Parallelizing and Load Balancing Parallel Programs
CS 641 Lecture, Dr. Lawlor
So you've got this application. The application is
sequential--it's a normal top-to-bottom C++ program. You want to
make it work on multiple CPUs.
Step one is to figure out what parts of the program are taking the
time--there's no point in parallelizing the idle loop. If the
program is slow because it's waiting for the disk, or network card, or
graphics card, STOP, because using multiple CPUs is probably not going to help.
If the program spends most of its time computing (doing arithmetic or
memory operations), then using multiple CPUs should be able to speed up
the program substantially. The first and hardest part is
splitting up the big glob-o-code into little pieces that can run
independently. Once you've split up the program into pieces, you then
just have to run each piece. Below are several ways to run pieces
of code simultaniously.
Splitting up Programs into Pieces
So you've got a big ball of C code. You want to run pieces of
that code on multiple CPUs.
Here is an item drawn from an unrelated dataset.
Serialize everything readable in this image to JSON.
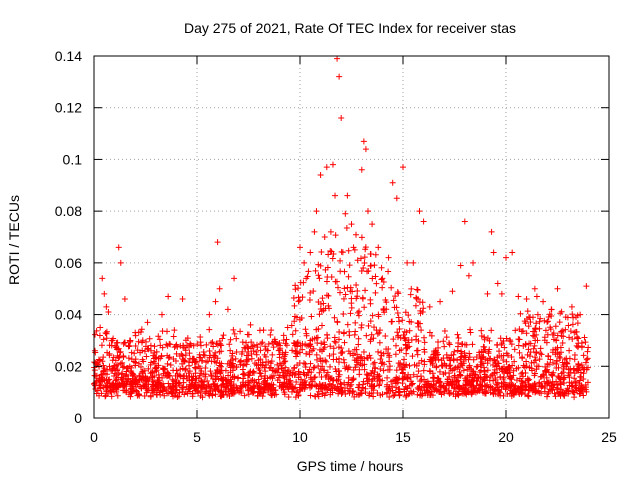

This is almost always possible, but
it's almost never trivially easy.
There's often a substantial amount of rethinking required to split a
program into pieces. It's easy, for example, to mess up the
division of work so some things get done twice, and others never get
done at all!
- For programs that are computing a big array of stuff, you can
compute pieces of the array separately. For example, most graphics programs
can divide up the image (or 3D model) into pieces.
- For programs that search over a big area for stuff, you can search subareas separately.
- For programs that total up a bunch of stuff, you can usually
total up the pieces independently, and then come up with a grand total
at the end.
Stuff that's really hard to do in parallel includes sorting, complicated nonlinear transformations like compiling,
and talking to existing sequential code. It's also usually harmful to try to split up one file's I/O operations
into pieces--if you can eventually make the file locking and seeking
you'll often still get bad performance. I always try to switch to
in-memory operations first, write out to multiple files (which works nicely), or have only one thread do most of the I/O.
One well-known problem with dividing a problem into pieces is "load
balance"--the pieces are almost never all the same size. For
example, if you divide a problem into two pieces for two processors,
but the left piece is way bigger, the right processor will spend most
of its time waiting for the left one to finish. If you have 100
processors (the 2017 Intel Centium), it's easy to screw up your work
division so that 99 of the processors are waiting for the last one to
finish. This can destroy the performance improvement you'd get
from parallelism, so load imbalance is a bad thing.
Luckily, there's a cool trick for fixing load balance problems--just
make way more pieces than you think you'll need
("overdecomposition"). For example, if you've got two processors,
make like ten threads. Then if one thread finishes early, there
still are nine more for your processor to choose from. In
general, you'll get good performance from threads until the threads are
doing less than a few dozen milliseconds of work (or until the OS can't
create you any more threads!). (See my friend Milind Bhandarkar's thesis for some performance graphs of this.)
Finally, load balance is usually impossible to fix if you've divided the problem into inherently
unequal pieces--for example, if you divide a compiler into three
threads (preprocessor, syntax parse, and code generation). The
problem with this "heterogenous" each-thread-does-a-different-thing
approach is that you've only got three threads, so you can't
overdecompose. You're also limited to how many CPUs you can
support. Doing a threaded compiler that has one thread per *input
file* would be a better approach, since almost anytime you're waiting
for the compiler, there are lots of different files to compile.